Part of the coding team that constructed Apple’s Silicon Valley HQ, the Californian technology entrepreneur set up Cypher in London in 2016 first with in-person courses and after school clubs and then, since lockdown, with its Live Online teaching programmes for four to 14-year-olds.
After development of the tutorial platform and a home learning pivot, this half term some face-to-face sessions are planned to resume.
Cypher’s business model distinguishes itself by including childcare support and using premises in schools, which also boosts the schools’ earnings.
The moves will keep the business, which employs 14 staff and has seen revenue rise 150 percent compared to 2019, on course for a £700,000 turnover this year as customers join in from 10 countries in mainland Europe as well as the US.
“There is huge recognition now about the importance of computing skills.

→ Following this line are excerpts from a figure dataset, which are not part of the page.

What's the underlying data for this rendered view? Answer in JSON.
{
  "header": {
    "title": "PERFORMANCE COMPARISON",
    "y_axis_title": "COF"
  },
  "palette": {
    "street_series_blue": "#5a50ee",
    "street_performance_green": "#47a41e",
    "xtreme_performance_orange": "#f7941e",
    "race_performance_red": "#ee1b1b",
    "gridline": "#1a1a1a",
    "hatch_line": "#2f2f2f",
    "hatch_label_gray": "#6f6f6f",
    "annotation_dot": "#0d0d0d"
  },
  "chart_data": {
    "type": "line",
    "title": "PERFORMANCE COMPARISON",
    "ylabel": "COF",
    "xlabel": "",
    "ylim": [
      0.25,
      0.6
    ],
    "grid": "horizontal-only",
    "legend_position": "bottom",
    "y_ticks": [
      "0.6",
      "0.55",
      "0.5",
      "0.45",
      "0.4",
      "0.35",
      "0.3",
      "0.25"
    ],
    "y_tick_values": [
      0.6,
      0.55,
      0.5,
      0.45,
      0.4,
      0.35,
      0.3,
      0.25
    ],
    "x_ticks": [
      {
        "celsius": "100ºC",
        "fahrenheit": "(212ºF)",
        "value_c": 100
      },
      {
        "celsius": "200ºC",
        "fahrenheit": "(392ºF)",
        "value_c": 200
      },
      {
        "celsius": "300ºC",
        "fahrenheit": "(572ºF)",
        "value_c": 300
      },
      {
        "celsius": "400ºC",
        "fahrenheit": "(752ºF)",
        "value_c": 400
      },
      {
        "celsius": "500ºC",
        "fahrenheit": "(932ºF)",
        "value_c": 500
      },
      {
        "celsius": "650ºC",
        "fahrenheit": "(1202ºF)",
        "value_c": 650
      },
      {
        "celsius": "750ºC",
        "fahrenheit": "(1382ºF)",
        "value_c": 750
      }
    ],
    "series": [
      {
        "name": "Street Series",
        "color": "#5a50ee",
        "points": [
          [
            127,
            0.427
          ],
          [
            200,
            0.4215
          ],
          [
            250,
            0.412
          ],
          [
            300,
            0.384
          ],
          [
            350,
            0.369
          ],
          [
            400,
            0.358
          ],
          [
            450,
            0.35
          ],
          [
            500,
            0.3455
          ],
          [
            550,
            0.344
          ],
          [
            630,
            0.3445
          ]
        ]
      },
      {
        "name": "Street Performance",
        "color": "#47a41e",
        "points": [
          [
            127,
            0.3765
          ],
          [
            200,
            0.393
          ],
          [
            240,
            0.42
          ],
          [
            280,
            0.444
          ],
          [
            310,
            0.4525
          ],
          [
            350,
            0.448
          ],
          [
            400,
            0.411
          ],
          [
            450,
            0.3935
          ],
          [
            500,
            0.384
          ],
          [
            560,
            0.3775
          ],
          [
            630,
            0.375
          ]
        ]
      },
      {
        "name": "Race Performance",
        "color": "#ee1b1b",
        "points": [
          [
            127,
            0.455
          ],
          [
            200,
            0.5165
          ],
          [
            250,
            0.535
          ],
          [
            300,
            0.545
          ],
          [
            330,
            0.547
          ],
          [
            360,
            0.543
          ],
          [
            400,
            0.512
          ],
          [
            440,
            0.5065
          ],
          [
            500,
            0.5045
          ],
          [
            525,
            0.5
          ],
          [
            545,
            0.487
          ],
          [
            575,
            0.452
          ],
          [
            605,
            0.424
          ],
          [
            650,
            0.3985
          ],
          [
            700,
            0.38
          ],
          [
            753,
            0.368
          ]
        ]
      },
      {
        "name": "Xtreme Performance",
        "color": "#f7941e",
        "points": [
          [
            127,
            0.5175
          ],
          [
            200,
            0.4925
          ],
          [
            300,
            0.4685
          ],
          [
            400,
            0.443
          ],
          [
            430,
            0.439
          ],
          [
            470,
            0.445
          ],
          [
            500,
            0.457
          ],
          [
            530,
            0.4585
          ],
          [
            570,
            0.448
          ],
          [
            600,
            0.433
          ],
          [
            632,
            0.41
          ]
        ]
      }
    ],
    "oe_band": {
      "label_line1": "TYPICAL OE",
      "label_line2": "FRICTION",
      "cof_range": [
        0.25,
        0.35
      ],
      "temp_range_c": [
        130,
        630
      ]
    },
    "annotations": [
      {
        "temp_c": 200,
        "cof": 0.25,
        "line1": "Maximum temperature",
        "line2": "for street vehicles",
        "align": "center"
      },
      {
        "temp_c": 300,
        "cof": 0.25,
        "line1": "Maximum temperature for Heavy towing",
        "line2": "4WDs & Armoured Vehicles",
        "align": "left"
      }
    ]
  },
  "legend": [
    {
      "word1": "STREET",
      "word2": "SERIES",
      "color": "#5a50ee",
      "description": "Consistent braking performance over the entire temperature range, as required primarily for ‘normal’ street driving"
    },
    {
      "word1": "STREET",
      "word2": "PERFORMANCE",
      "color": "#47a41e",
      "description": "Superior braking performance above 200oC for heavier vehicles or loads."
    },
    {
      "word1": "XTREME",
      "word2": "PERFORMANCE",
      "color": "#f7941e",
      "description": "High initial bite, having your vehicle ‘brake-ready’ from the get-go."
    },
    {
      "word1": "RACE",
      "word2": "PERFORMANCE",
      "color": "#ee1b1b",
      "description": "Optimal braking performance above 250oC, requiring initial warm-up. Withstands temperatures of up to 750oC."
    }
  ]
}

Our online tutoring sold out in 48 hours,” says Tweedale.
Cypher’s approach is “accessible and innovative using real world examples, so regardless of whether children prefer sports, adventures or artistic hobbies, it appeals,” she adds.
Females are proving keen fans of the sessions and Cypher pays tribute on its website to tech icon Ada Lovelace, the inspirational woman mathematician now revered as the first computer programmer after working on an algorithm for a computer machine in the 19th century.
Most popular among girl students, Cypher has found, are conservation topics offering challenges such as programming a drone so it can track and recoup plastic waste from the ocean.
Tweedale with group of angel backers, some grants and help from accelerators have invested £850,000 in the enterprise whose strategy has prioritised building a scalable model.
“Taking that route has taken time and effort but is paying off,” she explains. “It has enabled us, for example, to create the infrastructure so we can hold events simultaneously across several places.”
Brain-teasing sessions are privately paid for by families at present, but Tweedale’s ambition is to work with state schools so less well-off children don’t miss out. Funding the equipment and tuition needed would come through corporate partnerships.
The next funding raise is likely to be through venture capital and before Christmas. Further roll-out of the sessions to other UK cities are planned along with a move into the United Arab Emirates and more regionally specific content.
“When our children learn how things work under the hood,” Tweedale declares, “we all stand to benefit.”